You’re looking at the wrong metric, really. Obviously rent control controls rent where it has jurisdiction. The problem is that it changes the sample set, so it has side effects outside of those to whom it applies. Under rent control some housing that would otherwise be supplied in a particular location is not supplied. Whoever would have lived in that housing instead must continue to demand housing where they currently live, thus raising the rent there—but this effect is not captured in the rent controlled jurisdiction. For example, rent increases often coincide with an influx of higher income people moving to a neighborhood or city. Preventing rent increases prevents these people from moving in. Which means the net effect is that they consume more housing where they currently live, raising rents there, or preventing them from falling. Sadly this usually means they live in a place they don’t prefer, and maybe even one where they are less helpful to society due to lack of capital they can skillfully operate. Misallocation of labor due to inability to move into more economically productive regions is a massive, under-the-radar problem.
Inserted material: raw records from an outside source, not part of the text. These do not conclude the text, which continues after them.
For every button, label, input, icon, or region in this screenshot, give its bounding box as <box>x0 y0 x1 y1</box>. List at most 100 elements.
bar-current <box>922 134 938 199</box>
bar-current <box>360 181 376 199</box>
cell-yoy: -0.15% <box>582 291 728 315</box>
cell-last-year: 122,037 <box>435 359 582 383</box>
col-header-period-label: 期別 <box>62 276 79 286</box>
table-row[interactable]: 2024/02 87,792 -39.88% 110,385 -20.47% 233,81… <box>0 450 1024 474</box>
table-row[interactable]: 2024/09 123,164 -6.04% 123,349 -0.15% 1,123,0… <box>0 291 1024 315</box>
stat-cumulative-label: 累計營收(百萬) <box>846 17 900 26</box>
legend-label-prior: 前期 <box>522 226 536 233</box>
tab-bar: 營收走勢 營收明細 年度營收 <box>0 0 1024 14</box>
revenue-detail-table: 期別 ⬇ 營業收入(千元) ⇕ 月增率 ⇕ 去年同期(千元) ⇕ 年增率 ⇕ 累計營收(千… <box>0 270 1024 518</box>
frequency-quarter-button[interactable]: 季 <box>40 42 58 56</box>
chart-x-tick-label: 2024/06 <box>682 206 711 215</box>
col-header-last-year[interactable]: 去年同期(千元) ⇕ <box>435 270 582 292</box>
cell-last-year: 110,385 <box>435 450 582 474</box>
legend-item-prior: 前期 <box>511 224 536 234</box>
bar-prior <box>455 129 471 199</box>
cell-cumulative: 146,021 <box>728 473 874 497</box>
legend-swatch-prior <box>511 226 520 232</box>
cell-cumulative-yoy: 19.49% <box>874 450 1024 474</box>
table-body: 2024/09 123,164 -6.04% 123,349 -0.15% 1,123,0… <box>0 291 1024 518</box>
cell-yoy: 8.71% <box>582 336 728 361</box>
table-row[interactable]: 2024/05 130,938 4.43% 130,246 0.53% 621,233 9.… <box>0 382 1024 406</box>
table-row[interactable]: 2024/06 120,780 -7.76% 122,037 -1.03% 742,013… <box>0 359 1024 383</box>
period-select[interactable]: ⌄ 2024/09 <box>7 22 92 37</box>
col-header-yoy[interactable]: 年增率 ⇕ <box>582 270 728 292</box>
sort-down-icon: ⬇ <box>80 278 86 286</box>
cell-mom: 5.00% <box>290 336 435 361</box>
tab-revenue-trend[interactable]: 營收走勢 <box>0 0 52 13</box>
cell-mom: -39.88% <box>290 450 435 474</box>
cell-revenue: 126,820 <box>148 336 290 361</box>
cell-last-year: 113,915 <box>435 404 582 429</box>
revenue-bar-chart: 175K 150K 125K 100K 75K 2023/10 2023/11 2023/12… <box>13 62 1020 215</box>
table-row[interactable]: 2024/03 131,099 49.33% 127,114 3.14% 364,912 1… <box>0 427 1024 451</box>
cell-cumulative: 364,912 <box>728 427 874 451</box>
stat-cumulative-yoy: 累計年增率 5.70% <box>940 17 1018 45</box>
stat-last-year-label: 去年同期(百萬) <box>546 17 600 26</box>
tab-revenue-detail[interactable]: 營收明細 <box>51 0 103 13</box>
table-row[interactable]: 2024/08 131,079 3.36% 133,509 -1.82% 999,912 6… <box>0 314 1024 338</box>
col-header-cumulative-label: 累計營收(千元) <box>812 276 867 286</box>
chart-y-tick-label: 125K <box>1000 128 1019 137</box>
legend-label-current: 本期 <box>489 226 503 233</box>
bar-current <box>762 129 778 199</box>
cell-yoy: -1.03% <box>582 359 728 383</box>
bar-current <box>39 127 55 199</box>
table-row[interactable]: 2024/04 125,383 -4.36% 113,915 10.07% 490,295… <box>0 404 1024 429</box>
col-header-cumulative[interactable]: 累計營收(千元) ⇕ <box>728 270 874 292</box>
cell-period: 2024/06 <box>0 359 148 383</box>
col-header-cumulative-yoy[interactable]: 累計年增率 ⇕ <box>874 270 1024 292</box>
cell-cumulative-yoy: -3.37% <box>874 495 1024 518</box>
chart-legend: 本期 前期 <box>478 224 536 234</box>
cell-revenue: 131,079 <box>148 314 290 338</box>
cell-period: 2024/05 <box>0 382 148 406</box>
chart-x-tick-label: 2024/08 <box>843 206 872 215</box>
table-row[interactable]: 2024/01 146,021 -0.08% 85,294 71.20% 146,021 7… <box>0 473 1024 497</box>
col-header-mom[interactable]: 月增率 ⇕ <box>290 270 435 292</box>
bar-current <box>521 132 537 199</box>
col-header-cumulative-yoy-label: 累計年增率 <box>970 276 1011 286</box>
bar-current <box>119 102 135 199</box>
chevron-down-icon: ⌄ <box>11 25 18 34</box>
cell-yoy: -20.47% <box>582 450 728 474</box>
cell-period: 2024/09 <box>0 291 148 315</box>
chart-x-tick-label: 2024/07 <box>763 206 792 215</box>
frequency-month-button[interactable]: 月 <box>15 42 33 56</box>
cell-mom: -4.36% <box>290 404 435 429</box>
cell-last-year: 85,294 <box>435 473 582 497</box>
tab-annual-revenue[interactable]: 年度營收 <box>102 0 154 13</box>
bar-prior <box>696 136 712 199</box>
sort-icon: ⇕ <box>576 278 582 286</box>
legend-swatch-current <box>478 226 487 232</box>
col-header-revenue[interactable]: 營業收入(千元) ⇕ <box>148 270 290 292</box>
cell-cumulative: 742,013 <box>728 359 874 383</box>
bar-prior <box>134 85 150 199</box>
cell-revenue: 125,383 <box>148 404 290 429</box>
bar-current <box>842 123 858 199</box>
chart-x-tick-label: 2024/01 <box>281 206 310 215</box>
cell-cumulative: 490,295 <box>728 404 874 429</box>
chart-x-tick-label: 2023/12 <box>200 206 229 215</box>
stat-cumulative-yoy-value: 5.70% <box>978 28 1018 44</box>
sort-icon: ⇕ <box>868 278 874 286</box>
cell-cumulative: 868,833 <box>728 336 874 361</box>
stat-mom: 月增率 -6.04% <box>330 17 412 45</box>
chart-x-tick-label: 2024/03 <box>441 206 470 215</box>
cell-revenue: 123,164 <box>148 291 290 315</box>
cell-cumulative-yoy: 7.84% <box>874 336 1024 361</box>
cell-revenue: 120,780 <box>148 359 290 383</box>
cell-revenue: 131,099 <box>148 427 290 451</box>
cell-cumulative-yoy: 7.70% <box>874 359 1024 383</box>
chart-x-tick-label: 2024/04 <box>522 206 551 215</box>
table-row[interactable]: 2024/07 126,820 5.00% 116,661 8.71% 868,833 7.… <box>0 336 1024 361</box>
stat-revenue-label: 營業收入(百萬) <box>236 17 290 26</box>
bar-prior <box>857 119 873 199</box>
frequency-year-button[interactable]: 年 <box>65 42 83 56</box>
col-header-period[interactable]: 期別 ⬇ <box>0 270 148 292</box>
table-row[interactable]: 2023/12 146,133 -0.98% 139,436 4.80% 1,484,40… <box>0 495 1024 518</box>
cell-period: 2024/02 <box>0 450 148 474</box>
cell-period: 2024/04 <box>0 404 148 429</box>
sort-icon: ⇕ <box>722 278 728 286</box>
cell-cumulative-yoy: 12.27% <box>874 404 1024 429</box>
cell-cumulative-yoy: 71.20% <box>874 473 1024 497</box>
So while your logic is certainly correct about the effects of rent control on the people to whom it directly applies, it misses the point, since much of the harm it does is to people who are not paying rent in the rent-controlled city, but otherwise would have been.

Expand full comment
Jul 24, 2022Liked by Cameron Murray

The ACT has legislated limits in rent increases for existing tenants (rental CPI +10%). I suspect the law is not very effective because it relies on tenants pushing back against proposed increases. My guess is most tenants don't know about the limits, and many of those who do judge (probably correctly) that they'll be worse off if they push back

Expand full comment
Jul 25, 2022·edited Jul 25, 2022

I sort of assumed that the ideas of rent controlled are to do with the lag in the market responding to price signals. Hypothetically if higher rents lead to more construction, then no controls would eventually feed into more supply than otherwise, which would eventually depress rental growth and return rental prices back to their long term trend growth.

And I guess we can see that in the index chart where over some periods rents growth above the 3% trend and in other periods are below it.

Whereas supposedly regulating them would limit the price signal to build more supply, and in turn delay or reduce additional construction. However I wonder if it would merely smooth out housing cycles by also preventing a glut/bust period where rents grow below trend.

And that's assuming regulations were set at trend. I can see how regulating rents of new construction to the point where it starts affecting estimated long term cash flows would start having an impact, because then you altering the expected pay off. But in a way if it's merely smoothing the rental cycle then maybe you could expect it to curtail windfalls and potentially stabilise supply booms and busts.

Expand full comment

Here's how the two views might be not contradictory. Consider a case where rental returns are not uniform, and are not known in advance.

So the market can push down rental yields in aggregate, while some properties maintain high yield that will be affected by rent controls (and therefore rent control can affect supply).

The variation can also happen across time (through then it depends if rent control is applied yearly or cumulatively).

In any case, rent control has a chilling effect on investment, at the very least because it signals the readiness to interfere in the market. A non biting rent control can easily become biting, it's a slippery slope.